Interreligiöses Lernen als erinnerungsgeleitetes (anamnetisches) Lernen: Hier geht es um einen angemessenen Umgang mit der Vergangenheit in Form des Erzählens oder auch in Form von Gedenktagen, Besuch von Museen und Mahnmalen/Gedenkstätten (S. 15), Studium von Biografien und entsprechende Medienimpulse. In diesem Kapitel hätte der Blick noch erweitert werden können, um Erinnerungsorte (Schwendemann 2021) oder Boschki (2015) um anamnetisches Lernen. Das Autor:innenteam ist sich jedoch einig, dass in den drei abrahamitischen Religionsgemeinschaften genügend sich überschneidende Bereiche existieren, die sich auf ERINNERUNG beziehen (vgl. Lk 22, 19; Sure 62, 10; Sure 33, 41; Buch Exodus) (S. 16).
Interreligiöses Lernen als ästhetisches Lernen innerhalb der Sakralraumpädagogik: Fokus dieses didaktischen Modells ist „eine religiöse Wahrnehmungs- und Ausdrucksschulung“ (Sinneswahrnehmung, Gestaltungs- und Handlungsfähigkeit, Entscheidungs- und Urteilsfähigkeit).

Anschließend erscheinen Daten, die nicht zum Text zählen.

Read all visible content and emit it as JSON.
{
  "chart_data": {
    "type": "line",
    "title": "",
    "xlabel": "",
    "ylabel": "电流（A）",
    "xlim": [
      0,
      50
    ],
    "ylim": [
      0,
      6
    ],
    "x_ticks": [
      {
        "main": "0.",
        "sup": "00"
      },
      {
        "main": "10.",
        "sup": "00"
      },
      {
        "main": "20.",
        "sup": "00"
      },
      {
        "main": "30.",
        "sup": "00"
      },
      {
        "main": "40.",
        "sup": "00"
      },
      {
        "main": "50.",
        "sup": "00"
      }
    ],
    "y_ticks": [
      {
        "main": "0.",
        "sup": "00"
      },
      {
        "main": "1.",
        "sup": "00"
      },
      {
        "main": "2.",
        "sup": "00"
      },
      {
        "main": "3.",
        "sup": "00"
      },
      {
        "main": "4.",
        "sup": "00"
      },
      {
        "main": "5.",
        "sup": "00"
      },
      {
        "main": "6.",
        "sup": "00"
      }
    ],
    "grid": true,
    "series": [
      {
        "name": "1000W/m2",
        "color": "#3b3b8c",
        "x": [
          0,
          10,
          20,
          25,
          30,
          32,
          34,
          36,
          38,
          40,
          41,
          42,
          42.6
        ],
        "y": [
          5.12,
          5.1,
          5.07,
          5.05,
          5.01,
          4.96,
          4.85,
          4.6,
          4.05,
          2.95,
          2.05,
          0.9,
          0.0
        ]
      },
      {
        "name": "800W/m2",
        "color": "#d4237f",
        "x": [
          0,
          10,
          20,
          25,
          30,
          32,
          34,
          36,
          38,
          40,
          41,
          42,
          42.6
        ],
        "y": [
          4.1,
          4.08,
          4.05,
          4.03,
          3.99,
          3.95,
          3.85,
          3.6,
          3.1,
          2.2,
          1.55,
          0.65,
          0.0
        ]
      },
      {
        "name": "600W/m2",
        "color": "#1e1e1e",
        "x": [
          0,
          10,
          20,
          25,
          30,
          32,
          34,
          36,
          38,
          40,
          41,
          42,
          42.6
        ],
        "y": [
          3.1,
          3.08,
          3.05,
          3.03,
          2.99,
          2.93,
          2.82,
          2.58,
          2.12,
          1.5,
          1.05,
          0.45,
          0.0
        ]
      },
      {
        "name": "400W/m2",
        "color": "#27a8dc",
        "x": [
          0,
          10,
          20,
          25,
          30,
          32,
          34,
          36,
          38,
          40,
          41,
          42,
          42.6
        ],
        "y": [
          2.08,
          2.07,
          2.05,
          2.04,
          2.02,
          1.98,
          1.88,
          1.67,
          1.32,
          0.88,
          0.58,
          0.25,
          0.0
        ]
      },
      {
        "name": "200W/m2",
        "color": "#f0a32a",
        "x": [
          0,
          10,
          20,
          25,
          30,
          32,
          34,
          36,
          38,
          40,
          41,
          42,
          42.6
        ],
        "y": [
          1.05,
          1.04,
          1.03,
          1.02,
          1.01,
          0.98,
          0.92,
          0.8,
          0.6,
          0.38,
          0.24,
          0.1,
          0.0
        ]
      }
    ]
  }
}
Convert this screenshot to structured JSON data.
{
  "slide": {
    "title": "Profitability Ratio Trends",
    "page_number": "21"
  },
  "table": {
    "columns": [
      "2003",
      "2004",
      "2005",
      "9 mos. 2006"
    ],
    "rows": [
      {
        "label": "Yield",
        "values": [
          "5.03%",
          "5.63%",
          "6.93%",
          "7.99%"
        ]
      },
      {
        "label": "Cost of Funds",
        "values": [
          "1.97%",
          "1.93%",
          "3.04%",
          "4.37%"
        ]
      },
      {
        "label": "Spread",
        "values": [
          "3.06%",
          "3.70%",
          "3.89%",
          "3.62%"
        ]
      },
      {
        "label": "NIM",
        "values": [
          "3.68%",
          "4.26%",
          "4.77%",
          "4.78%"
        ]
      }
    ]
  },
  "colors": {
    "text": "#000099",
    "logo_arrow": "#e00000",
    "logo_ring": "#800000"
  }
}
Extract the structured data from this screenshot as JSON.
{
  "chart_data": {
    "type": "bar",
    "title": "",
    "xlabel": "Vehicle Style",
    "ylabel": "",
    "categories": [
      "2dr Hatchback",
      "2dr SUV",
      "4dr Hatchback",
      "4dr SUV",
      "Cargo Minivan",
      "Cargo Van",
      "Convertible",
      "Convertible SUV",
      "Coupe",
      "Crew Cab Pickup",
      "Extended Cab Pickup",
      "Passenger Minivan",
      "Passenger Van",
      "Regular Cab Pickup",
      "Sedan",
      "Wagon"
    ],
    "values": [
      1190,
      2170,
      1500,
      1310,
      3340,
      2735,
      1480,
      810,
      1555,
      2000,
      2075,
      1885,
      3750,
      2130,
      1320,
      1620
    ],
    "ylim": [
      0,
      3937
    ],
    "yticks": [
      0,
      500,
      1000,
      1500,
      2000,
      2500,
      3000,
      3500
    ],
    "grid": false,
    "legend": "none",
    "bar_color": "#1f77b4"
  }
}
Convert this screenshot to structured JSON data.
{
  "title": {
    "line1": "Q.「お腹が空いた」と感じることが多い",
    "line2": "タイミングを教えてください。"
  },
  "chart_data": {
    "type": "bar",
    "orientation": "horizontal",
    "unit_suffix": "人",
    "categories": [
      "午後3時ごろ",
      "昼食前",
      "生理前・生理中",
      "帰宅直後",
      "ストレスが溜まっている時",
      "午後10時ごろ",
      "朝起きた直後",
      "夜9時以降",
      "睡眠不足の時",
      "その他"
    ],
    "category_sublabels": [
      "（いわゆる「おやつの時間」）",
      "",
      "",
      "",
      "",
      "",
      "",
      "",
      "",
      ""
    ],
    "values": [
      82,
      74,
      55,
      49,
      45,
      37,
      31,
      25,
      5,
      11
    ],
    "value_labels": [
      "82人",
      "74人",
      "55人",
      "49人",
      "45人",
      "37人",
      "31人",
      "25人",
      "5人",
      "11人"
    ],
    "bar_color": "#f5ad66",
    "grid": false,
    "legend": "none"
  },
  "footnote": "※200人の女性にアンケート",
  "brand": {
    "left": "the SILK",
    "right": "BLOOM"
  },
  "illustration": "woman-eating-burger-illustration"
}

Das Modell der Kirchenraumpädagogik stand Pate dieses Ansatzes, der sich auf Kirchen, Synagogen, Moscheen, buddhistische und Hindu-Tempel erweitern lässt. Die „Heiligkeit“ bzw. Besonderheit eines sakralen Raumes soll in diesem Ansatz im Vordergrund stehen: „Sakrale Räume mit Schüler*innen zu erschließen, kann den Sinngehalt des Glaubens erschließen, der in Kirchengebäuden, Tempeln, Synagogen, Moscheen usw. zu Stein geworden ist. Denn heilige Stätten sind als außerschulische Lernorte lesbare Texte „vergangenen“ Lebens sowie geronnene Formen von Glauben und Gottesdienst unterschiedlicher Zeiten und Epochen“ (S. 17). Methodisch geht es immer um folgende Schritte:
- Phase der Eröffnung und des Wahrnehmens,
- Phase des Denkens, Verstehens und Wissens,
- Phase des Handelns, der Verdichtung und des Erlebens (S. 18).
Interreligiöses Lernen als biografisches Lernen: In diesem Modell sind Biografien von Männern und Frauen des interreligiösen Dialogs wichtig, denn Biografien sind immer auch „gedeutetes Leben“.
In dem Kapitel „Grundlagen interreligiösen Lebens“ werden bestimmte erkenntnisleitende Begriffe definiert. Unter „Toleranz“ wird im Folgenden verstanden: „Toleranz ist die von einer bestimmten Überzeugungsposition aus geleistete Duldung von konkurrierenden geistigen Positionen …, verbunden mit dem Eintreten für deren öffentliche Selbstdarstellung.“ (S. 19). Gemeint sind dann Personen als Überzeugungsträger:innen und dann in einem weiteren Sinn auch religiöse oder politische Narrative bzw. Erzählgemeinschaften (S. 20).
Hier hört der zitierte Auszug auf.